For consumers, keep your damn growlers clean, you animals! Rinse it out, wash it out, let it dry. Treat it like you would any other piece of glassware that you drink out of. I can’t believe I actually have to say this. But as any tasting room employee can tell you, they get people coming in with nasty-ass growlers all the time. While you’re at it, wash your hands and wipe your ass. Seriously, people.
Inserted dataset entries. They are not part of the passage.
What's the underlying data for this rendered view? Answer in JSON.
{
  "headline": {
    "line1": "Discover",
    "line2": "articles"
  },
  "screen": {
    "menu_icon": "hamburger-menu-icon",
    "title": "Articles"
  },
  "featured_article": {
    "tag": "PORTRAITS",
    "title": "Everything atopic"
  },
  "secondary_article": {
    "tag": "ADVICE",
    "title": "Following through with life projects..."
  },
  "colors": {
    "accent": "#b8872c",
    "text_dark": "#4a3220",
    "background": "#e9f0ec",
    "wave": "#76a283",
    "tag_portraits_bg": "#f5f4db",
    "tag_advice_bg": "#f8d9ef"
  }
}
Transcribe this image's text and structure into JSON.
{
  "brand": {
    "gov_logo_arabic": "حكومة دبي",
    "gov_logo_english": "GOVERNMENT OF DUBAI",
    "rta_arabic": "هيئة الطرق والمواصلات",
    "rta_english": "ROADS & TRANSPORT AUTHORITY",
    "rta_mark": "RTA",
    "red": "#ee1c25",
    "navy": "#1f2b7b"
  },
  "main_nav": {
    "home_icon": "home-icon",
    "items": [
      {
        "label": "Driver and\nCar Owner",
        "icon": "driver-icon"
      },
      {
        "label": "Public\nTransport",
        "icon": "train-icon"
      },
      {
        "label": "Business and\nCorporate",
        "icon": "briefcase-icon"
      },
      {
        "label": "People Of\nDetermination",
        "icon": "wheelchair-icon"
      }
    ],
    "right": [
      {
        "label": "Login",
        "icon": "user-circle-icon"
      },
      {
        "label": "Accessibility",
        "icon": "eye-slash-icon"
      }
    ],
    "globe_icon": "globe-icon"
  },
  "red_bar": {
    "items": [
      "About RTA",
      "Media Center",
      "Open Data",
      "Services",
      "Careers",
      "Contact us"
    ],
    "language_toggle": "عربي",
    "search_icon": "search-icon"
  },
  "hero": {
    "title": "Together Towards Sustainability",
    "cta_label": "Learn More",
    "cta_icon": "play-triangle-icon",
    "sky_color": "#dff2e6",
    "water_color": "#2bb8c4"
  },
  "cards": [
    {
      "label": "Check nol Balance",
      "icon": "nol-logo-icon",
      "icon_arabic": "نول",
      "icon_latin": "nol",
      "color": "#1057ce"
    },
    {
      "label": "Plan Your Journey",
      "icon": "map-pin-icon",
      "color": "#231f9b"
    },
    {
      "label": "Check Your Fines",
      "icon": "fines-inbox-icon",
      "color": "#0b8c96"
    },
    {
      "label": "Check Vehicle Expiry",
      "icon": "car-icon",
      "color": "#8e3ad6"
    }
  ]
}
Naturally, breweries don’t want to put the beer they painstakingly obsessed over to go home in some festy, infected bottle. That’s why breweries that offer growler fills need to say NO to nasty growlers. It might piss off the odd patron, but they’re going to be pissed off anyways once their beer spoils because their filthy growler is a veritable Petri dish.
Consumers also need to realize that growlers should be consumed quickly. Growlers aren’t for storing beer, they are for transporting it so you can drink it somewhere else right away.
If you open a growler, you are committing to drinking all of that beer in the next six hours. Beyond that, anything that happens to that beer is on you. If you pour one glass out of your growler then re-cap it and put in the back of your fridge for a month and expect it to be fine, then you deserve shitty beer, because you are a shitty person.
That’s why I tend to prefer the half-size howler bottle (AKA the grunt, AKA the Boston round, AKA the growletta, AKA whatever we’re calling it this week). At just under a litre, it’s the perfect amount of beer to take home and not have to worry about finishing once you open it. Two litres of beer, especially if it’s high ABV, is an investment of time many people can’t afford these days.
The crowler is also a great alternative. This one-litre aluminum can can be filled and sealed on demand, and because it isn’t resealable, it forces you to drink all the beer in one sitting, as intended. Plus, no glass to break. Just crush it and recycle that sucker. Perfect if you’re heading out camping or to the beach or anywhere that’s not super glass-friendly.
So is the era of the growler over? Certainly, the love affair is done—the novelty has most definitely worn off. But breweries still sell tons of beer in growlers, which means people are still buying tons of beer in growlers. So don’t write the epitaph for the growler, just yet.